Despite speculation over his position, TNCC president K.S. Alagiri, who will soon be completing five years in the post, will oversee a meeting of district congress committee presidents on Monday to ensure that all booth-level agent posts are filled.
While it is apparent that a number of senior leaders — Karti Chidambaram, S. Jothimani and Dr. A. Chellakumar among others — are fancying their chances to replace Mr. Alagiri and some others have stayed away from party affairs, sources in the party say that the present office-bearers, including the president, are hoping to keep the party cadre engaged and prepared for the upcoming election.
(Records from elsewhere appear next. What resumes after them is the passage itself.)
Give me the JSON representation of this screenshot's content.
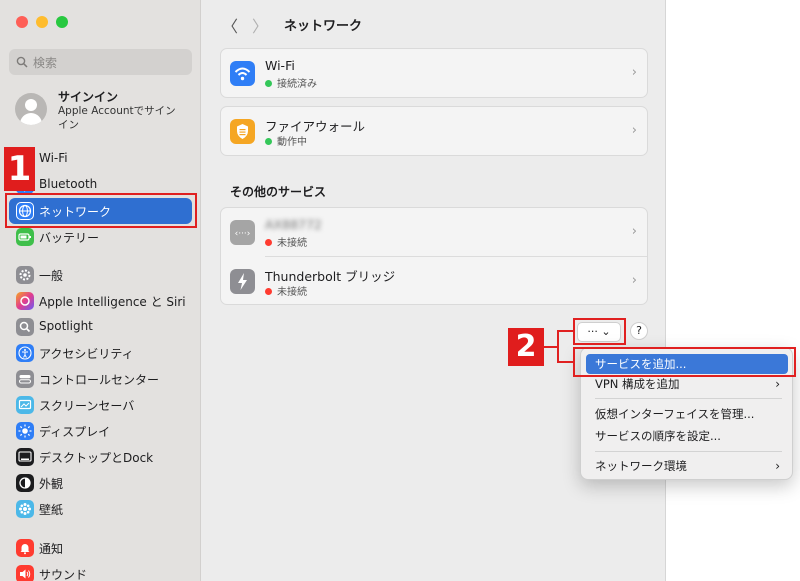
{
  "sidebar": {
    "search_placeholder": "検索",
    "account": {
      "title": "サインイン",
      "subtitle": "Apple Accountでサインイン"
    },
    "items": [
      {
        "label": "Wi-Fi",
        "icon": "wifi-icon",
        "color": "#2f7ef6"
      },
      {
        "label": "Bluetooth",
        "icon": "bluetooth-icon",
        "color": "#2f7ef6"
      },
      {
        "label": "ネットワーク",
        "icon": "globe-icon",
        "color": "#2f7ef6",
        "selected": true
      },
      {
        "label": "バッテリー",
        "icon": "battery-icon",
        "color": "#3fbf4a"
      },
      {
        "label": "一般",
        "icon": "gear-icon",
        "color": "#8e8e93"
      },
      {
        "label": "Apple Intelligence と Siri",
        "icon": "siri-icon",
        "color": "#c44bd6"
      },
      {
        "label": "Spotlight",
        "icon": "magnifier-icon",
        "color": "#8e8e93"
      },
      {
        "label": "アクセシビリティ",
        "icon": "accessibility-icon",
        "color": "#2f7ef6"
      },
      {
        "label": "コントロールセンター",
        "icon": "control-center-icon",
        "color": "#8e8e93"
      },
      {
        "label": "スクリーンセーバ",
        "icon": "screensaver-icon",
        "color": "#4cb8e8"
      },
      {
        "label": "ディスプレイ",
        "icon": "display-icon",
        "color": "#2f7ef6"
      },
      {
        "label": "デスクトップとDock",
        "icon": "dock-icon",
        "color": "#1c1c1e"
      },
      {
        "label": "外観",
        "icon": "appearance-icon",
        "color": "#1c1c1e"
      },
      {
        "label": "壁紙",
        "icon": "wallpaper-icon",
        "color": "#4cb8e8"
      },
      {
        "label": "通知",
        "icon": "bell-icon",
        "color": "#ff3b30"
      },
      {
        "label": "サウンド",
        "icon": "speaker-icon",
        "color": "#ff3b30"
      }
    ]
  },
  "header": {
    "title": "ネットワーク",
    "back": "〈",
    "forward": "〉"
  },
  "services": [
    {
      "name": "Wi-Fi",
      "status": "接続済み",
      "status_color": "#34c759",
      "icon": "wifi-icon",
      "color": "#2f7ef6"
    },
    {
      "name": "ファイアウォール",
      "status": "動作中",
      "status_color": "#34c759",
      "icon": "firewall-icon",
      "color": "#f5a623"
    }
  ],
  "other_section_title": "その他のサービス",
  "other_services": [
    {
      "name": "AX88772",
      "status": "未接続",
      "status_color": "#ff3b30",
      "icon": "ethernet-icon",
      "color": "#9b9b9b"
    },
    {
      "name": "Thunderbolt ブリッジ",
      "status": "未接続",
      "status_color": "#ff3b30",
      "icon": "thunderbolt-icon",
      "color": "#8e8e93"
    }
  ],
  "actions": {
    "more_label": "··· ⌄",
    "help_label": "?"
  },
  "menu": {
    "items": [
      {
        "label": "サービスを追加...",
        "highlighted": true
      },
      {
        "label": "VPN 構成を追加",
        "submenu": "›"
      },
      {
        "label": "仮想インターフェイスを管理..."
      },
      {
        "label": "サービスの順序を設定..."
      },
      {
        "label": "ネットワーク環境",
        "submenu": "›"
      }
    ]
  },
  "annotations": {
    "badge1": "1",
    "badge2": "2",
    "color": "#e02020"
  }
}
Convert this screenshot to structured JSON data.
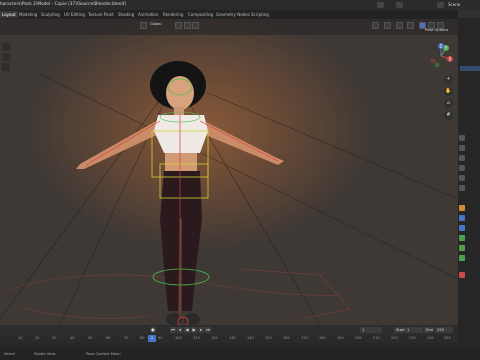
{
  "title": "haracters\\Pack 2\\Model - Copie (37)\\Source\\Blender.blend]",
  "workspace_tabs": [
    "Layout",
    "Modeling",
    "Sculpting",
    "UV Editing",
    "Texture Paint",
    "Shading",
    "Animation",
    "Rendering",
    "Compositing",
    "Geometry Nodes",
    "Scripting"
  ],
  "active_tab": "Layout",
  "scene_label": "Scene",
  "viewport": {
    "mode_label": "Global",
    "pose_options": "Pose Options",
    "gizmo": {
      "x": "X",
      "y": "Y",
      "z": "Z"
    }
  },
  "icons": {
    "search": "search-icon",
    "zoom": "zoom-icon",
    "hand": "hand-icon",
    "camera": "camera-icon",
    "grid": "grid-icon"
  },
  "timeline": {
    "current_frame": "1",
    "start_label": "Start",
    "start_value": "1",
    "end_label": "End",
    "end_value": "250",
    "ticks": [
      "10",
      "20",
      "30",
      "40",
      "50",
      "60",
      "70",
      "80",
      "90",
      "100",
      "110",
      "120",
      "130",
      "140",
      "150",
      "160",
      "170",
      "180",
      "190",
      "200",
      "210",
      "220",
      "230",
      "240",
      "250"
    ]
  },
  "status": {
    "left": "Select",
    "middle": "Rotate View",
    "right": "Pose Context Menu"
  },
  "colors": {
    "accent": "#4876c6",
    "bone_yellow": "#d8d030",
    "bone_green": "#4ec04e",
    "bone_red": "#e03a3a"
  }
}
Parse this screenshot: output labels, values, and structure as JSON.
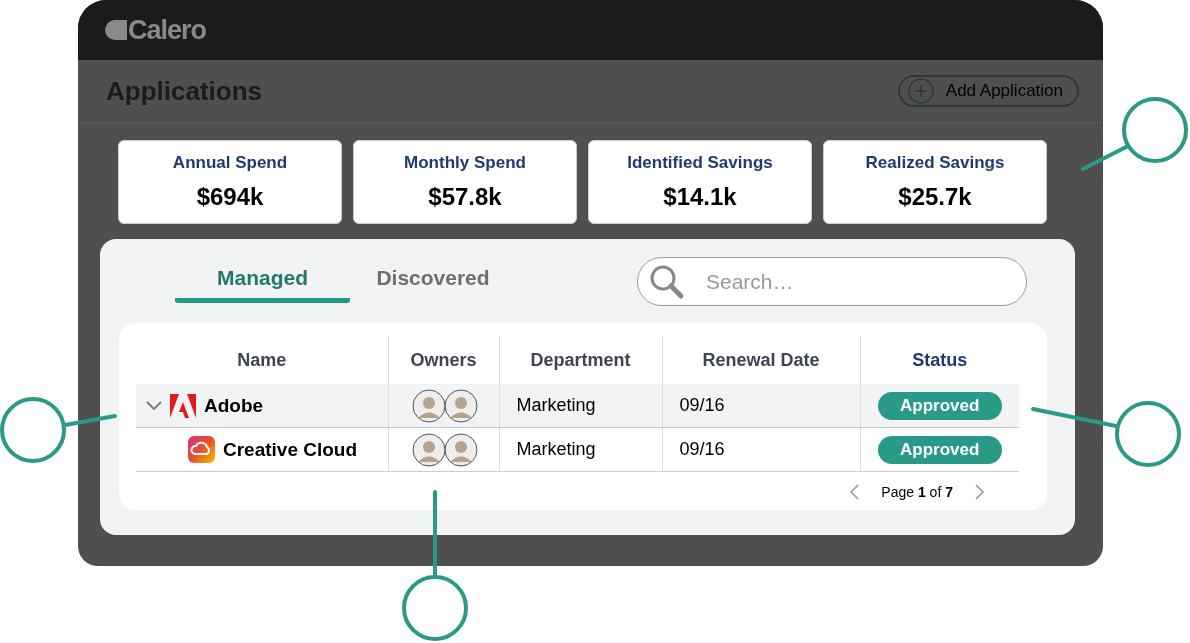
{
  "header": {
    "logo": "Calero"
  },
  "page": {
    "title": "Applications",
    "add_button": "Add Application"
  },
  "metrics": [
    {
      "label": "Annual Spend",
      "value": "$694k"
    },
    {
      "label": "Monthly Spend",
      "value": "$57.8k"
    },
    {
      "label": "Identified Savings",
      "value": "$14.1k"
    },
    {
      "label": "Realized Savings",
      "value": "$25.7k"
    }
  ],
  "tabs": [
    {
      "label": "Managed",
      "selected": true
    },
    {
      "label": "Discovered",
      "selected": false
    }
  ],
  "search": {
    "placeholder": "Search…"
  },
  "table": {
    "columns": [
      {
        "label": "Name",
        "sorted": false
      },
      {
        "label": "Owners",
        "sorted": false
      },
      {
        "label": "Department",
        "sorted": false
      },
      {
        "label": "Renewal Date",
        "sorted": false
      },
      {
        "label": "Status",
        "sorted": true
      }
    ],
    "rows": [
      {
        "name": "Adobe",
        "kind": "vendor",
        "expanded": true,
        "selected": true,
        "department": "Marketing",
        "renewal": "09/16",
        "status": "Approved",
        "children": [
          {
            "name": "Creative Cloud",
            "kind": "product",
            "selected": false,
            "department": "Marketing",
            "renewal": "09/16",
            "status": "Approved"
          }
        ]
      }
    ]
  },
  "pagination": {
    "text": "Page **1** of **7**"
  }
}
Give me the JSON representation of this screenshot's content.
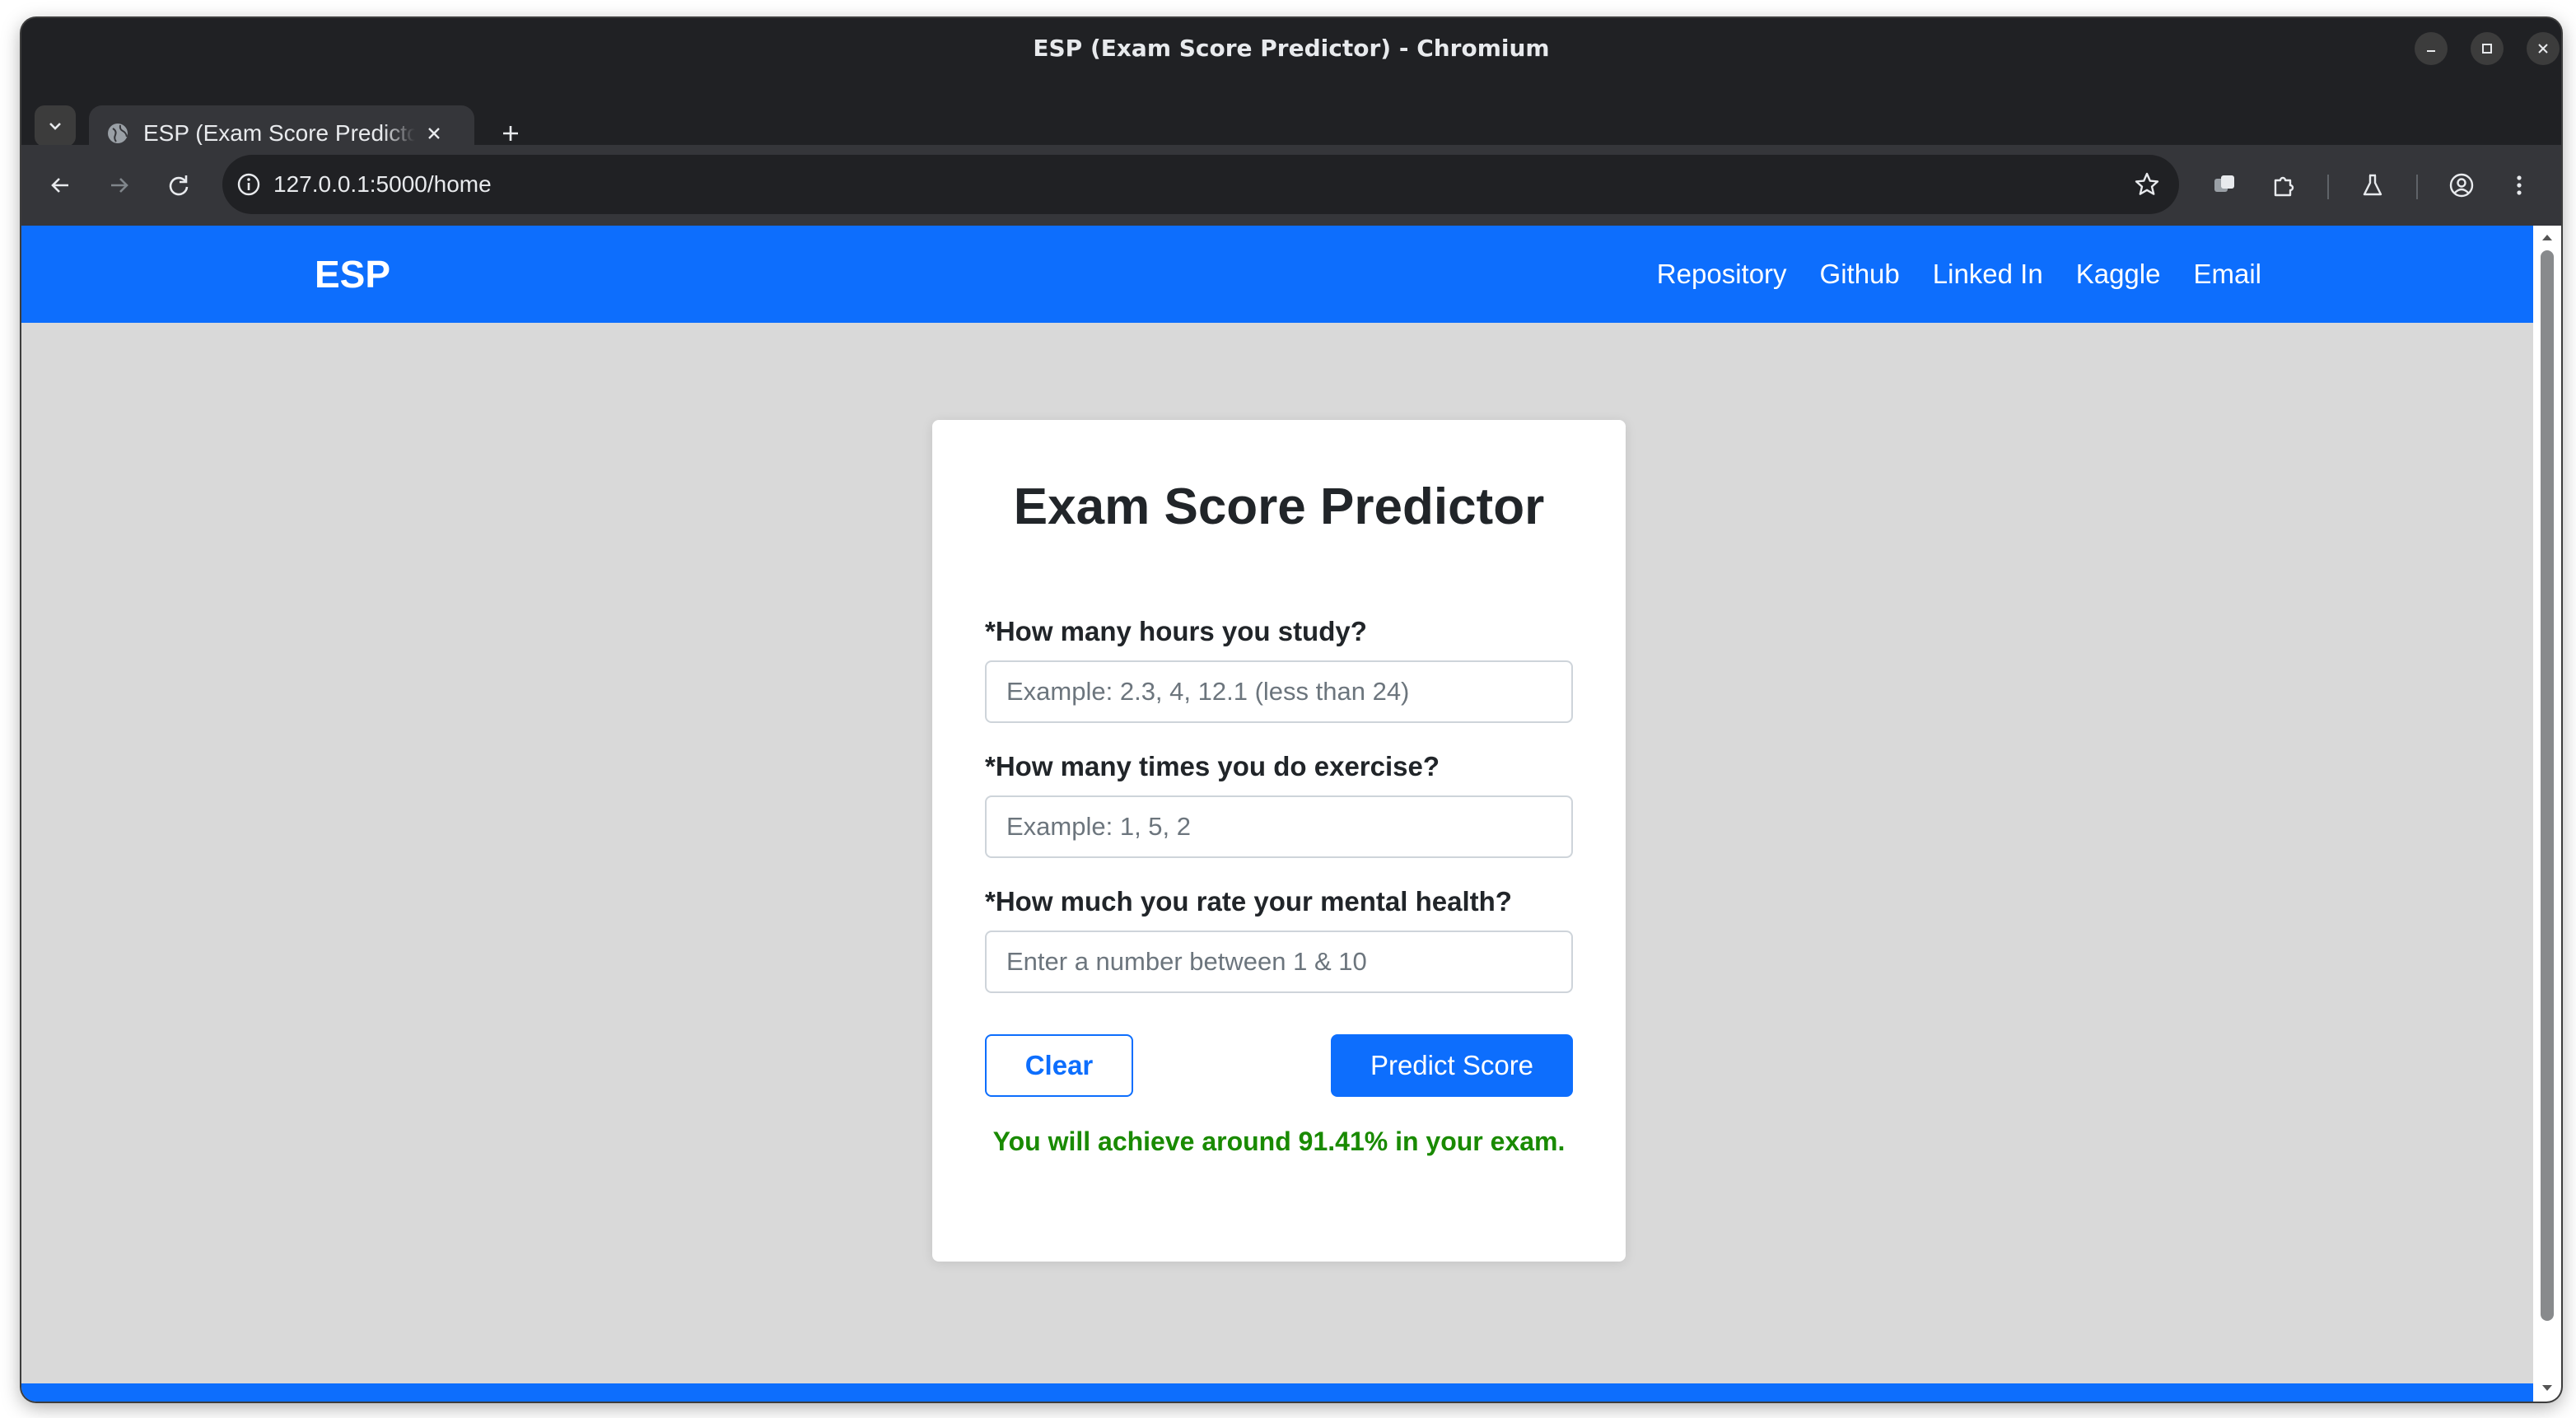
{
  "window": {
    "title": "ESP (Exam Score Predictor) - Chromium"
  },
  "tab": {
    "title": "ESP (Exam Score Predictor)"
  },
  "address_bar": {
    "url": "127.0.0.1:5000/home"
  },
  "navbar": {
    "brand": "ESP",
    "links": [
      "Repository",
      "Github",
      "Linked In",
      "Kaggle",
      "Email"
    ]
  },
  "form": {
    "title": "Exam Score Predictor",
    "fields": [
      {
        "label": "*How many hours you study?",
        "placeholder": "Example: 2.3, 4, 12.1 (less than 24)",
        "value": ""
      },
      {
        "label": "*How many times you do exercise?",
        "placeholder": "Example: 1, 5, 2",
        "value": ""
      },
      {
        "label": "*How much you rate your mental health?",
        "placeholder": "Enter a number between 1 & 10",
        "value": ""
      }
    ],
    "clear_label": "Clear",
    "predict_label": "Predict Score",
    "result": "You will achieve around 91.41% in your exam."
  },
  "colors": {
    "brand_blue": "#0d6efd",
    "result_green": "#198a00",
    "page_bg": "#d9d9d9"
  },
  "icons": [
    "tab-search-icon",
    "globe-icon",
    "close-icon",
    "plus-icon",
    "back-icon",
    "forward-icon",
    "reload-icon",
    "site-info-icon",
    "star-icon",
    "extension-puzzle-icon",
    "labs-flask-icon",
    "profile-icon",
    "more-vert-icon"
  ]
}
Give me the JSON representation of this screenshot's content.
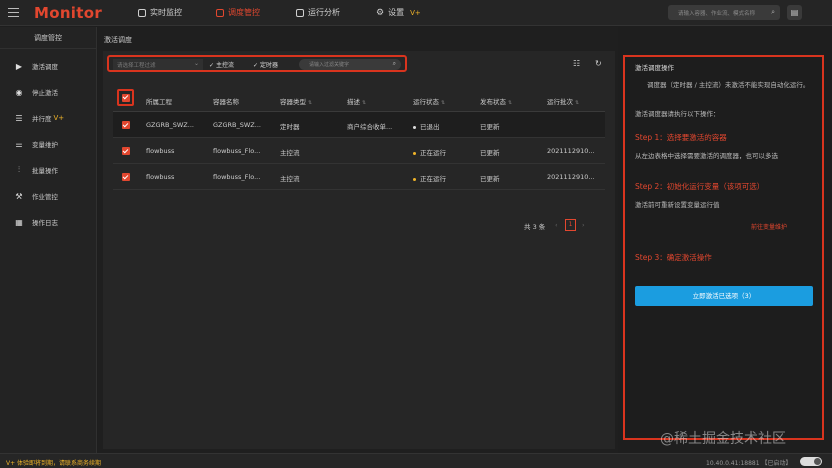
{
  "app": {
    "title": "Monitor"
  },
  "nav": [
    {
      "label": "实时监控",
      "icon": "monitor-icon"
    },
    {
      "label": "调度管控",
      "icon": "schedule-icon"
    },
    {
      "label": "运行分析",
      "icon": "analysis-icon"
    },
    {
      "label": "设置",
      "icon": "gear-icon",
      "badge": "V+"
    }
  ],
  "top_search": {
    "placeholder": "请输入容器、作业流、模式名称"
  },
  "sidebar": {
    "title": "调度管控",
    "items": [
      {
        "label": "激活调度",
        "icon": "play-icon"
      },
      {
        "label": "停止激活",
        "icon": "stop-icon"
      },
      {
        "label": "并行度",
        "icon": "parallel-icon",
        "badge": "V+"
      },
      {
        "label": "变量维护",
        "icon": "variable-icon"
      },
      {
        "label": "批量操作",
        "icon": "batch-icon"
      },
      {
        "label": "作业管控",
        "icon": "job-icon"
      },
      {
        "label": "操作日志",
        "icon": "log-icon"
      }
    ]
  },
  "breadcrumb": "激活调度",
  "filters": {
    "project_placeholder": "请选择工程过滤",
    "check1": "主控流",
    "check2": "定时器",
    "keyword_placeholder": "请输入过滤关键字"
  },
  "table": {
    "columns": [
      "所属工程",
      "容器名称",
      "容器类型",
      "描述",
      "运行状态",
      "发布状态",
      "运行批次"
    ],
    "rows": [
      {
        "project": "GZGRB_SWZ...",
        "container": "GZGRB_SWZ...",
        "type": "定时器",
        "desc": "商户综合收单...",
        "status": "已退出",
        "status_color": "#dddddd",
        "publish": "已更新",
        "batch": ""
      },
      {
        "project": "flowbuss",
        "container": "flowbuss_Flo...",
        "type": "主控流",
        "desc": "",
        "status": "正在运行",
        "status_color": "#f0b429",
        "publish": "已更新",
        "batch": "2021112910..."
      },
      {
        "project": "flowbuss",
        "container": "flowbuss_Flo...",
        "type": "主控流",
        "desc": "",
        "status": "正在运行",
        "status_color": "#f0b429",
        "publish": "已更新",
        "batch": "2021112910..."
      }
    ]
  },
  "pagination": {
    "total": "共 3 条",
    "current": "1"
  },
  "guide": {
    "title": "激活调度操作",
    "intro": "调度器（定时器 / 主控流）未激活不能实现自动化运行。",
    "intro2": "激活调度器请执行以下操作：",
    "step1": "Step 1：选择要激活的容器",
    "step1_text": "从左边表格中选择需要激活的调度器，也可以多选",
    "step2": "Step 2：初始化运行变量（该项可选）",
    "step2_text": "激活前可重新设置变量运行值",
    "step2_link": "前往变量维护",
    "step3": "Step 3：确定激活操作",
    "button": "立即激活已选项（3）"
  },
  "footer": {
    "trial": "V+ 体验即将到期，请联系商务续期",
    "version": "10.40.0.41:18881 【已启动】"
  },
  "watermark": "@稀土掘金技术社区"
}
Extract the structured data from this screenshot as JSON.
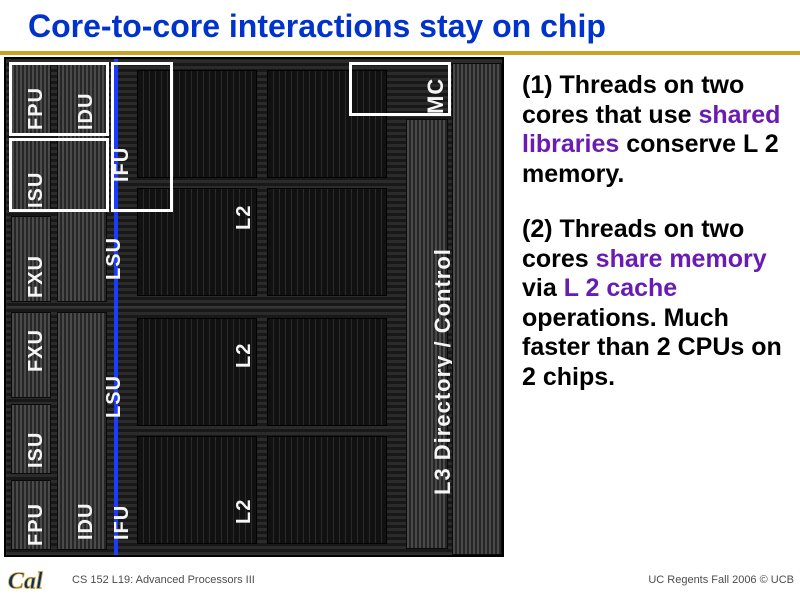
{
  "title": "Core-to-core interactions stay on chip",
  "die_labels": {
    "fpu": "FPU",
    "idu": "IDU",
    "ifu": "IFU",
    "isu": "ISU",
    "lsu": "LSU",
    "fxu": "FXU",
    "l2": "L2",
    "mc": "MC",
    "l3dir": "L3 Directory / Control"
  },
  "points": {
    "p1_num": "(1)",
    "p1_a": "Threads on two cores that use ",
    "p1_b": "shared libraries",
    "p1_c": " conserve L 2 memory.",
    "p2_num": "(2)",
    "p2_a": "Threads on two cores ",
    "p2_b": "share memory",
    "p2_c": " via ",
    "p2_d": "L 2 cache",
    "p2_e": " operations. Much faster than 2 CPUs on 2 chips."
  },
  "footer": {
    "left_logo": "Cal",
    "center": "CS 152 L19: Advanced Processors III",
    "right": "UC Regents Fall 2006 © UCB"
  }
}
The DMK, a senior ally of the TNCC in the INDIA bloc in the State, is believed to have conveyed to the Congress high command that it was important to ensure that the factionalism in the party’s State unit does not come to the fore with the change in the State leadership.
Meanwhile, In the run-up to the VCK’s mega rally in Tiruchi on December 23, the party’s president and Chidambaram MP Thol. Thirumavalavan has called for a meeting of the party’s executive council.
The rally will bring together CM M.K. Stalin, CPI(M) general secretary Sitaram Yechury, CPI general secretary D. Raja, Dipankar Bhattacharya, General Secretary, Communist Party of India (Marxist-Leninist) Liberation and other State leaders.
The party leaders hope that All India Congress Committee president Mallikarjun Kharge, who has also been invited, will attend the rally.
VCK Assembly floor leader Sinthanai Selvan said the party desired to mobilise at least two lakh people for the rally.
“The rally will clarify the difference between faith in God and discrimination (in the name of religion). The VCK’s sustained campaign against discrimination is one of the reasons why the AIADMK changed its stand with respect to the BJP and decided to part ways [with the national party],” Mr. Selvan contended.